“Compulsory licensing is a vital public policy tool to combat the high prices of essential goods such as medicines and to combat the patent holder’s anticompetitive practices.” This was the position of the developing countries during the 30th session of the Standing Committee of the World Intellectual Property Organization (WIPO). The meeting was held from June 24 to 27 in Geneva, Switzerland.
WIPO is a specialized UN agency established in 1967 and composed of 187 countries.
A week after the WIPO session, Health Minister Luiz Henrique Mandetta said that “Brazil should never break medicine patents,” a statement that ignores the Brazil’s economic position in the world and the it condition as buyer of medicines, since Brazil has a universal public health system. The statement was made during the opening of the Seminar Interfama – Technological Innovation in Health and Value for the Patient, in Brasília.
For developing countries, compulsory licenses are an integral part of a strong and effective patent law for the development of exceptions and limitations to patents, as provided in the Agreement on Trade-Related Aspects of Intellectual Property Rights (TRIPS) of the World Trade Organization Trade (WHO).
Compulsory licensing is a legal device that makes the patenting of medicines more flexible, allowing the importation or production of cheaper generic versions, by developing countries and poor countries. It is a device provided in international trade laws, it is up to the government of a country or court to use it without the consent of the patent holder.
In justifying his position, Mendetta’s speech signaled the defense of the interests of the pharmaceutical industry.

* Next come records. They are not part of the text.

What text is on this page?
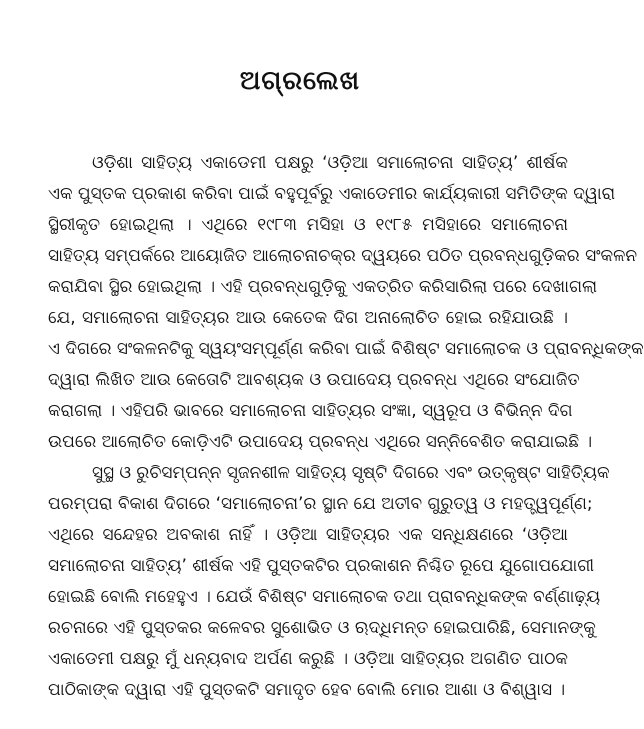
ଅଗ୍ରଲେଖ
ଓଡ଼ିଶା ସାହିତ୍ୟ ଏକାଡେମୀ ପକ୍ଷରୁ ‘ଓଡ଼ିଆ ସମାଲୋଚନା ସାହିତ୍ୟ’ ଶୀର୍ଷକ
ଏକ ପୁସ୍ତକ ପ୍ରକାଶ କରିବା ପାଇଁ ବହୁପୂର୍ବରୁ ଏକାଡେମୀର କାର୍ଯ୍ୟକାରୀ ସମିତିଙ୍କ ଦ୍ୱାରା
ସ୍ଥିରୀକୃତ ହୋଇଥିଲା । ଏଥିରେ ୧୯୮୩ ମସିହା ଓ ୧୯୮୫ ମସିହାରେ ସମାଲୋଚନା
ସାହିତ୍ୟ ସମ୍ପର୍କରେ ଆୟୋଜିତ ଆଲୋଚନାଚକ୍ର ଦ୍ୱୟରେ ପଠିତ ପ୍ରବନ୍ଧଗୁଡ଼ିକର ସଂକଳନ
କରାଯିବା ସ୍ଥିର ହୋଇଥିଲା । ଏହି ପ୍ରବନ୍ଧଗୁଡ଼ିକୁ ଏକତ୍ରିତ କରିସାରିଲା ପରେ ଦେଖାଗଲା
ଯେ, ସମାଲୋଚନା ସାହିତ୍ୟର ଆଉ କେତେକ ଦିଗ ଅନାଲୋଚିତ ହୋଇ ରହିଯାଉଛି ।
ଏ ଦିଗରେ ସଂକଳନଟିକୁ ସ୍ୱୟଂସମ୍ପୂର୍ଣ୍ଣ କରିବା ପାଇଁ ବିଶିଷ୍ଟ ସମାଲୋଚକ ଓ ପ୍ରାବନ୍ଧିକଙ୍କ
ଦ୍ୱାରା ଲିଖିତ ଆଉ କେତୋଟି ଆବଶ୍ୟକ ଓ ଉପାଦେୟ ପ୍ରବନ୍ଧ ଏଥିରେ ସଂଯୋଜିତ
କରାଗଲା । ଏହିପରି ଭାବରେ ସମାଲୋଚନା ସାହିତ୍ୟର ସଂଜ୍ଞା, ସ୍ୱରୂପ ଓ ବିଭିନ୍ନ ଦିଗ
ଉପରେ ଆଲୋଚିତ କୋଡ଼ିଏଟି ଉପାଦେୟ ପ୍ରବନ୍ଧ ଏଥିରେ ସନ୍ନିବେଶିତ କରାଯାଇଛି ।
ସୁସ୍ଥ ଓ ରୁଚିସମ୍ପନ୍ନ ସୃଜନଶୀଳ ସାହିତ୍ୟ ସୃଷ୍ଟି ଦିଗରେ ଏବଂ ଉତ୍କୃଷ୍ଟ ସାହିତ୍ୟିକ
ପରମ୍ପରା ବିକାଶ ଦିଗରେ ‘ସମାଲୋଚନା’ର ସ୍ଥାନ ଯେ ଅତୀବ ଗୁରୁତ୍ୱ ଓ ମହତ୍ତ୍ୱପୂର୍ଣ୍ଣ;
ଏଥିରେ ସନ୍ଦେହର ଅବକାଶ ନାହିଁ । ଓଡ଼ିଆ ସାହିତ୍ୟର ଏକ ସନ୍ଧିକ୍ଷଣରେ ‘ଓଡ଼ିଆ
ସମାଲୋଚନା ସାହିତ୍ୟ’ ଶୀର୍ଷକ ଏହି ପୁସ୍ତକଟିର ପ୍ରକାଶନ ନିଶ୍ଚିତ ରୂପେ ଯୁଗୋପଯୋଗୀ
ହୋଇଛି ବୋଲି ମହେହୁଏ । ଯେଉଁ ବିଶିଷ୍ଟ ସମାଲୋଚକ ତଥା ପ୍ରାବନ୍ଧିକଙ୍କ ବର୍ଣ୍ଣାଢ଼୍ୟ
ରଚନାରେ ଏହି ପୁସ୍ତକର କଳେବର ସୁଶୋଭିତ ଓ ଋଦ୍ଧିମନ୍ତ ହୋଇପାରିଛି, ସେମାନଙ୍କୁ
ଏକାଡେମୀ ପକ୍ଷରୁ ମୁଁ ଧନ୍ୟବାଦ ଅର୍ପଣ କରୁଛି । ଓଡ଼ିଆ ସାହିତ୍ୟର ଅଗଣିତ ପାଠକ
ପାଠିକାଙ୍କ ଦ୍ୱାରା ଏହି ପୁସ୍ତକଟି ସମାଦୃତ ହେବ ବୋଲି ମୋର ଆଶା ଓ ବିଶ୍ୱାସ ।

“It harms the inventiveness and the time spent by private initiative with research and researchers … it is the private sector that produces, and the government has the role of stimulating production initiatives,” the minister explained.
Position of the minister puts Brazil in limbo
In opposing the position of developing countries, Brazil does not automatically place itself in line with the position of rich countries, since developed countries have been frequent users of compulsory licenses, although they express moderation in their use.
Unlike Brazil’s passive stance, some rich countries are facing laboratories and their abusive practices. In the United States, in February, Republicans and Democrats came together to seek clarification from seven pharmacy executives about the level of prescription medicine prices, in the Senate Finance Committee.
Also in February, Italy proposed at WHO a proposition which requires medicines manufacturers to disclose their production and R&D costs, as well as prices charged for medicines and vaccines.
In Switzerland the Public Eye organization has applied for a Compulsory License to the Ministry of Health for the medicine Perjeta, a blockbuster of the Swiss Roche laboratory for the treatment of breast cancer, whose abusive price has been maintained through intense pressure from the pharmaceutical giant of Basel.
Among developing countries, the government of Kazakhstan is considering issuing a compulsory license for the HIV / AIDS drug dolutegravir.